Looking back. In this week’s ILAE Genetics Commission post, we would like to look 25 years back and examine the most important publication in the field in 1989, the year the Berlin wall fell. What concepts did we have back then and how did our understanding of epilepsy and genes change? Here are the top three publications of 1989.
BFNC/BFNS. In a publication in Nature, Leppert and collaborators identified genetic markers that linked Benign Familial Neonatal Convulsions (BFNC) to the long arm of chromosome 20. By finding a genetic region for this familial epilepsy syndrome, they laid the ground for later gene discovery – KCNQ2, which was finally discovered in 1998 by Biervert and collaborators and Singh and collaborators. Why was this study worthy of Nature? The authors showed that a benign epilepsy is genetic and inherited in an autosomal dominant manner – which was a complete novelty at the time.

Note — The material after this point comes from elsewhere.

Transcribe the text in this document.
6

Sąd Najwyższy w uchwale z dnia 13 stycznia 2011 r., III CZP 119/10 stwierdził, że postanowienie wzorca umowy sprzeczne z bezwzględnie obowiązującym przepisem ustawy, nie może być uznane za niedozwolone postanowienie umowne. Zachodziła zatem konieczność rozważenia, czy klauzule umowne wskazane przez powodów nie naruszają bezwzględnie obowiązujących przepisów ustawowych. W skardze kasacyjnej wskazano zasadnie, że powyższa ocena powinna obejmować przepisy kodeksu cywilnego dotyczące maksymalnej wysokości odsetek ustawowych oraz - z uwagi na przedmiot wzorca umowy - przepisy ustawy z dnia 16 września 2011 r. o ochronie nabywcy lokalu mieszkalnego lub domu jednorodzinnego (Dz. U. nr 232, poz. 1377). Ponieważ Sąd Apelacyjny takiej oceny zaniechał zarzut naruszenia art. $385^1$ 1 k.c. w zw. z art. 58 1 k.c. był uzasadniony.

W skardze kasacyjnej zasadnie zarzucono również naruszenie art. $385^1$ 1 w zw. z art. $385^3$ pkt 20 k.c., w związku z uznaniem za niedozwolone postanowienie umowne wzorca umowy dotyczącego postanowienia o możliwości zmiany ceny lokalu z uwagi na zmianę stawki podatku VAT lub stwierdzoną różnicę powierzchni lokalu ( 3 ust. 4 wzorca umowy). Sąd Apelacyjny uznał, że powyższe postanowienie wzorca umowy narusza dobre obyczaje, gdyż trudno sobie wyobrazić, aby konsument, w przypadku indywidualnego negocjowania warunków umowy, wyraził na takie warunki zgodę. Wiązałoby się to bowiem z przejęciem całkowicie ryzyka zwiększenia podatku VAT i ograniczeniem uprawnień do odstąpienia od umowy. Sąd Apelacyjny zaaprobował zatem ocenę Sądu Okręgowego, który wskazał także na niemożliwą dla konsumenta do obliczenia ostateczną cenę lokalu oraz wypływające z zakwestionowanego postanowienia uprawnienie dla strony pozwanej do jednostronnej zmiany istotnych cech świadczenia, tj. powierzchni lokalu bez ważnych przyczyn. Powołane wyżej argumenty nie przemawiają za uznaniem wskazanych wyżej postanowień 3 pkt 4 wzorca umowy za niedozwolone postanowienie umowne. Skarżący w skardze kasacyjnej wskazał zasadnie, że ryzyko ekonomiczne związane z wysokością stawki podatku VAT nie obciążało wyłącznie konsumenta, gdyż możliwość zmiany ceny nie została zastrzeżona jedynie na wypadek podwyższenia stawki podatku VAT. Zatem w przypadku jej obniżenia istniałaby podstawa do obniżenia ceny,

JME and chromosome 6. In a paper published in Epilepsia, Delgado-Escueta and collaborators mapped families with Juvenile Myoclonic Epilepsy (JME) to chromosome 6p21.3, starting the search for a gene for idiopathic/genetic generalized epilepsies on chromosome 6 that is still continuing. Some of the families with JME linked to various regions of chromosome 6 were found to have mutations in EFHC1. The title of the publication demonstrates how our thinking has shifted in the last 25 years – the authors report mapping of THE gene for juvenile myoclonic epilepsy. In the meanwhile, the field has accepted that JME is genetically heterogeneous and that there is not a single gene for this epilepsy.
Pertussis and familial febrile seizures. In a publication in Pediatrics, Livengood and collaborators investigated the role of a positive family history for seizures in the setting of the diphtheria-tetanus-pertussis (DTP) vaccine. Febrile seizures were more frequent in children with a positive family history, but the authors concluded that this increase in risk does not constitute a contraindication to vaccination given the overall benign outcome of febrile seizures and the baseline risk of 5-7%. As of 2014, we actually don’t know that much more about the molecular genetics of febrile seizures than we did 25 years ago. While we understand the genetics of febrile seizures associated with the syndrome of “Generalized Epilepsy with Febrile Seizures Plus” (SCN1A, SCN1B, GABRG2), the molecular genetics of simple febrile seizures is still entirely unexplained. It might be worthwhile addressing this issue again with the methods that we have available today.
This blog post is approved by the ILAE Genetics Commission.